The inability to find an agreement produced acrimony that infected the building and plagued the legislative process all session. It impacted every policy committee, including education, and as a result, relatively few policy bills passed.
The chairs of the House and Senate committees on education, Rep. Margaret Doherty (D-Tigard) and Sen. Arnie Roblan (D-Coos Bay), took the position that if a bill was going to be costly to schools or districts, then they were generally unwilling to schedule it for a vote, no matter how beneficial the policy. This is good work by those legislators, and they should be commended. Yes, Oregon should do more for schools, but in a session when the allocation to the State School Fund did not even meet current service level needs, avoiding new, costly mandates to districts was especially important.
OSBA Board President Betty Reynolds and Executive Director Jim Green testify in March before the House Education Committee. The House Education Committee, led by Rep. Margaret Doherty (D-Tigard), held in check many bills that came with unfunded mandates. (Photo by Jake Arnold, OSBA)
OSBA worked on many bills that eventually became law, including:
- SB 4 – limits the mandate on physical education minutes requirements and extended the implementation deadline to 2019.
- SB 182 – revamps the way educator mentorship programs are funded.
- SB 327 – preserves for school districts the recreational immunity defense against lawsuits.
- HB 2246 – gives districts more flexibility and better guidance for plans around the grants for the High School Graduation and College and Career Readiness Act (a.k.a. Measure 98).
OSBA’s major legislative priority, House Joint Resolution 4, had a successful hearing in March but unfortunately never came to a vote. That measure would have started the process to require funding of education to the level recommended by the Quality Education Model. Funding to the QEM would have meant an approximate addition of $2 billion to the State School Fund, so it is not entirely surprising that the measure was not voted out of committee.
Most of the work this session was about money. Each session the Legislature allocates money for K-12 public education through the State School Fund, by far the largest allocation each session. This year, SB 5517 sent $8.2 billion to the fund, $200 million less than school business officials calculated would be necessary to maintain current service levels. It is, however, more than the $8 billion the Legislative Fiscal Office calculated was sufficient.
The $8.2 billion is not enough for all districts to avoid cuts, but it is at or above the level that most school districts used for budgets that had to be completed before the Legislature determined the allocation. Additionally, the Legislature approved $170 million for Measure 98 grants and about $200 million in capital construction matching and seismic upgrade bond funds. Considering the budget deficit at the start of the session and that the Legislature was unable to add revenue to the budget, education spending could have been a lot worse.
The OSBA legislative team will now charge into the interim between sessions.

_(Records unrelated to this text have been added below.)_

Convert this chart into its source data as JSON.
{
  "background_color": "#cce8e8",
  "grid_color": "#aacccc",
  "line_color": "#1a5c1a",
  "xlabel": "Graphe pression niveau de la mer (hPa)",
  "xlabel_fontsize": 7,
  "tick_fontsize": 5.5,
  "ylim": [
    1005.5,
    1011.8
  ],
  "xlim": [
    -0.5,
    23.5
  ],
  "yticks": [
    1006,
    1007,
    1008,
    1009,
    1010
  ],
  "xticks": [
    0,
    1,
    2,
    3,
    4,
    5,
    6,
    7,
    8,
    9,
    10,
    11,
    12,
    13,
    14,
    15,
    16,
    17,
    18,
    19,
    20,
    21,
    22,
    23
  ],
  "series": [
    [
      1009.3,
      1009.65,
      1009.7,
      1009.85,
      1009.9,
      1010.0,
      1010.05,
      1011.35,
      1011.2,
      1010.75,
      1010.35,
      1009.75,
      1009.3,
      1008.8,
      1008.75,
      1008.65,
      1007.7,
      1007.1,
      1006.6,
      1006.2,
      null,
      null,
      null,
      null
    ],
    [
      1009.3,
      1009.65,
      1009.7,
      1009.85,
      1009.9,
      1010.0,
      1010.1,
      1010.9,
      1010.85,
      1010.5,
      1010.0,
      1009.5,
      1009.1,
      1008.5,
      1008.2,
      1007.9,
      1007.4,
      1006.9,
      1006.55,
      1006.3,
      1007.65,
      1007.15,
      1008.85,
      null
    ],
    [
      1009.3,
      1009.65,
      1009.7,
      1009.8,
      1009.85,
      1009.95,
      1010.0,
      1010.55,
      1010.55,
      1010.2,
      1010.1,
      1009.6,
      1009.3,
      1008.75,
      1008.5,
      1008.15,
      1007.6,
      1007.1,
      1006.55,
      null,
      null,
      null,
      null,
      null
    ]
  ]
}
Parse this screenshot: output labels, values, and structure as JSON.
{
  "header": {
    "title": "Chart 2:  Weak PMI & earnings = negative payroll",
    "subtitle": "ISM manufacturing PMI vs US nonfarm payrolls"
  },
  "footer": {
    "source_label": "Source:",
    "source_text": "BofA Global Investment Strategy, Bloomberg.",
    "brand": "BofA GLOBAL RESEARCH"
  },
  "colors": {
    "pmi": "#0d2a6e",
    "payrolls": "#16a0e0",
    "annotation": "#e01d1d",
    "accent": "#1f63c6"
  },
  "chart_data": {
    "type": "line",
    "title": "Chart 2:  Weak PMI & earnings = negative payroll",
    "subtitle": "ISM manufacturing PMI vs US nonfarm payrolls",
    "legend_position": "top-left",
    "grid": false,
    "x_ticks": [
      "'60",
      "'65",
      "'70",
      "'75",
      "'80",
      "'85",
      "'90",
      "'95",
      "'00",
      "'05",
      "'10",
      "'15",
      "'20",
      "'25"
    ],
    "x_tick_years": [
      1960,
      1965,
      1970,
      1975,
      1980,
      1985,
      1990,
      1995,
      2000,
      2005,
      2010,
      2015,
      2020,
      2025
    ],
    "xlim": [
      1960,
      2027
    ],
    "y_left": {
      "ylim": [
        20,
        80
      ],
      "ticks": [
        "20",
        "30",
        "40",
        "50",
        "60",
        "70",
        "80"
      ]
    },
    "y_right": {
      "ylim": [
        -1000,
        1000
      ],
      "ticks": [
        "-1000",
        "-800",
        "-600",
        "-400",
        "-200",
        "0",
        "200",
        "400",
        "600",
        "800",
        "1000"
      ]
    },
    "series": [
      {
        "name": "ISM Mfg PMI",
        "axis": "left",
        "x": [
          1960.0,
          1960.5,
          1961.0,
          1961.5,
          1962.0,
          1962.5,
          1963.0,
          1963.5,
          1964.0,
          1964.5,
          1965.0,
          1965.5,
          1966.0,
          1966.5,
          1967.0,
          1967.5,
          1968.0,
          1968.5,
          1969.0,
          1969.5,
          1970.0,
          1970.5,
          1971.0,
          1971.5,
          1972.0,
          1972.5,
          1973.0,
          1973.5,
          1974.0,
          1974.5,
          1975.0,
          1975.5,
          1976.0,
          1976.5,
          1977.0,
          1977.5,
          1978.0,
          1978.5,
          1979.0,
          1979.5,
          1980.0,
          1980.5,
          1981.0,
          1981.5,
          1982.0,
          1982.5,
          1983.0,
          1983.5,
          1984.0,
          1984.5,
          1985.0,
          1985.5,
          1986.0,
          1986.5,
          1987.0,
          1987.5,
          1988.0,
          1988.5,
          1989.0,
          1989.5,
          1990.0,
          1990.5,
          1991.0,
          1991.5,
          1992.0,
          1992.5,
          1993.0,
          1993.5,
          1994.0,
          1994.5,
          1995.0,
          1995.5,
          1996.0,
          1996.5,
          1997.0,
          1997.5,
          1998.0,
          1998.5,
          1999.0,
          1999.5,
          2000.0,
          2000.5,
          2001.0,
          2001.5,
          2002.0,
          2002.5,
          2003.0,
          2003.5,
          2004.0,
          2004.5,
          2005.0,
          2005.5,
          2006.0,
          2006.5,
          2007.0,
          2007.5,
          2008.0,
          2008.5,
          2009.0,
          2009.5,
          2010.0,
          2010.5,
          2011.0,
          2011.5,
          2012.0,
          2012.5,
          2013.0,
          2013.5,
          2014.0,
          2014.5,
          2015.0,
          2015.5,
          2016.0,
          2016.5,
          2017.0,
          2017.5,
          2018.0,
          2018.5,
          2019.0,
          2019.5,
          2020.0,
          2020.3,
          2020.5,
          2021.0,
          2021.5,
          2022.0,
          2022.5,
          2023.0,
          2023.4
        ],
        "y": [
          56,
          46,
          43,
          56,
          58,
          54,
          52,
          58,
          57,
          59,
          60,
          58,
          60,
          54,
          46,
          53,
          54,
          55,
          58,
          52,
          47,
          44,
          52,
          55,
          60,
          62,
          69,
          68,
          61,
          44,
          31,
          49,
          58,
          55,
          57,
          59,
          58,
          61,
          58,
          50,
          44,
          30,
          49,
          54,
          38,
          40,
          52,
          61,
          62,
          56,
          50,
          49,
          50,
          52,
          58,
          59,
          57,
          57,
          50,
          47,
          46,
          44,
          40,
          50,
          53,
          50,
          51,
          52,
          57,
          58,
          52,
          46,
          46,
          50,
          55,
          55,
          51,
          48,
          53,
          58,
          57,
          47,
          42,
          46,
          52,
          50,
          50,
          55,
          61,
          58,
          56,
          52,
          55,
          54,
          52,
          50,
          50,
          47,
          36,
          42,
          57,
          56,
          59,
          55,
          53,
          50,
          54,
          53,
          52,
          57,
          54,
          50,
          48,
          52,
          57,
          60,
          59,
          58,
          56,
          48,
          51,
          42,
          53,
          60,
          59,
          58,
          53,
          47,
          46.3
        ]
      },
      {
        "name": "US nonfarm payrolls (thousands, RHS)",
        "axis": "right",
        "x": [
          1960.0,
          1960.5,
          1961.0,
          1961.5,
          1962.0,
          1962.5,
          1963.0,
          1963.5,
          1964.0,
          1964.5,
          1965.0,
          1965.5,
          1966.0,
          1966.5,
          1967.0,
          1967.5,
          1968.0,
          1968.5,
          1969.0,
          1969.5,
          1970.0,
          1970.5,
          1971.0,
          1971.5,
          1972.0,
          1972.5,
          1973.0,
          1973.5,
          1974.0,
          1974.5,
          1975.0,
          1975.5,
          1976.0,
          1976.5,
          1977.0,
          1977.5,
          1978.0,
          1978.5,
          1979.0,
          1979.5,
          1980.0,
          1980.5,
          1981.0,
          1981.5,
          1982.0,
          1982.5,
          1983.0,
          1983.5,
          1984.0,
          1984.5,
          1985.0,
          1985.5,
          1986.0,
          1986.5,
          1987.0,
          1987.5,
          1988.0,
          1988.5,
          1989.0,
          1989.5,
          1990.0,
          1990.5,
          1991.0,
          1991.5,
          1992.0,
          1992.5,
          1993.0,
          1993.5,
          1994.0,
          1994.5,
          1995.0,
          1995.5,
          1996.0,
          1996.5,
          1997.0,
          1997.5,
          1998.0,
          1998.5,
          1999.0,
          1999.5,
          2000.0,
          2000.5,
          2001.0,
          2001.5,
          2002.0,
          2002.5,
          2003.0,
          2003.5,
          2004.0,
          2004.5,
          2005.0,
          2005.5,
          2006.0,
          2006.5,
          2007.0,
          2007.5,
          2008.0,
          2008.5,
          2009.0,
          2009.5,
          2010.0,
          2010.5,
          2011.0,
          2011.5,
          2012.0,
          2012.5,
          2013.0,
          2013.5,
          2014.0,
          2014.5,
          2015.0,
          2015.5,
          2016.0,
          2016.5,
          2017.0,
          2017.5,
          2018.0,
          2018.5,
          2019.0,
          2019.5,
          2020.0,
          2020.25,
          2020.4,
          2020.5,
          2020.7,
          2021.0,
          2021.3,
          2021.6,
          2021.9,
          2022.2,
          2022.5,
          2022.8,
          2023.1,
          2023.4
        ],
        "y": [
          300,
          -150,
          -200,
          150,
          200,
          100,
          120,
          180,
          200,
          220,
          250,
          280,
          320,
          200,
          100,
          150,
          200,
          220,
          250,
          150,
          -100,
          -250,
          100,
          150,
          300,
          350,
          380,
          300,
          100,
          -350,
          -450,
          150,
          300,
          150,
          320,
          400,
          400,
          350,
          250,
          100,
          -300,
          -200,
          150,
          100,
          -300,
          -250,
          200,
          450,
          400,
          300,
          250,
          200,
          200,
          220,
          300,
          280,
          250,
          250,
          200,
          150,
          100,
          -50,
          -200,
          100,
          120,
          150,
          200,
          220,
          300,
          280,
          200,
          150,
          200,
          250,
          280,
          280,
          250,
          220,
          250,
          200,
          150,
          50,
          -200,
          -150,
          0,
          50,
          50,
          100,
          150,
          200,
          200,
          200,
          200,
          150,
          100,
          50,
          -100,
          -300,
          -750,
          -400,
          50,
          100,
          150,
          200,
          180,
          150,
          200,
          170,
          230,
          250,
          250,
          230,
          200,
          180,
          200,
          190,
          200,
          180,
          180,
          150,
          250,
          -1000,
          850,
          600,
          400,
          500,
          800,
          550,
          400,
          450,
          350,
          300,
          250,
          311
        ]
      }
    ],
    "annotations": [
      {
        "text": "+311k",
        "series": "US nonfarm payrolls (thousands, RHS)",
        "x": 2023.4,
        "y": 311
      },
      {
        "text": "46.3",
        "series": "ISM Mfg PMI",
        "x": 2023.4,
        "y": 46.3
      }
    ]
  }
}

There is already plenty of work to be done ahead of the short session starting in February 2018. Education governance, including the future of the Chief Education Office; a continued push for revenue reform; and myriad cost-control proposals are circulating among legislators and stakeholders. The OSBA legislative services team is laying the foundation now to make the next session more productive than the disappointing 2017 session.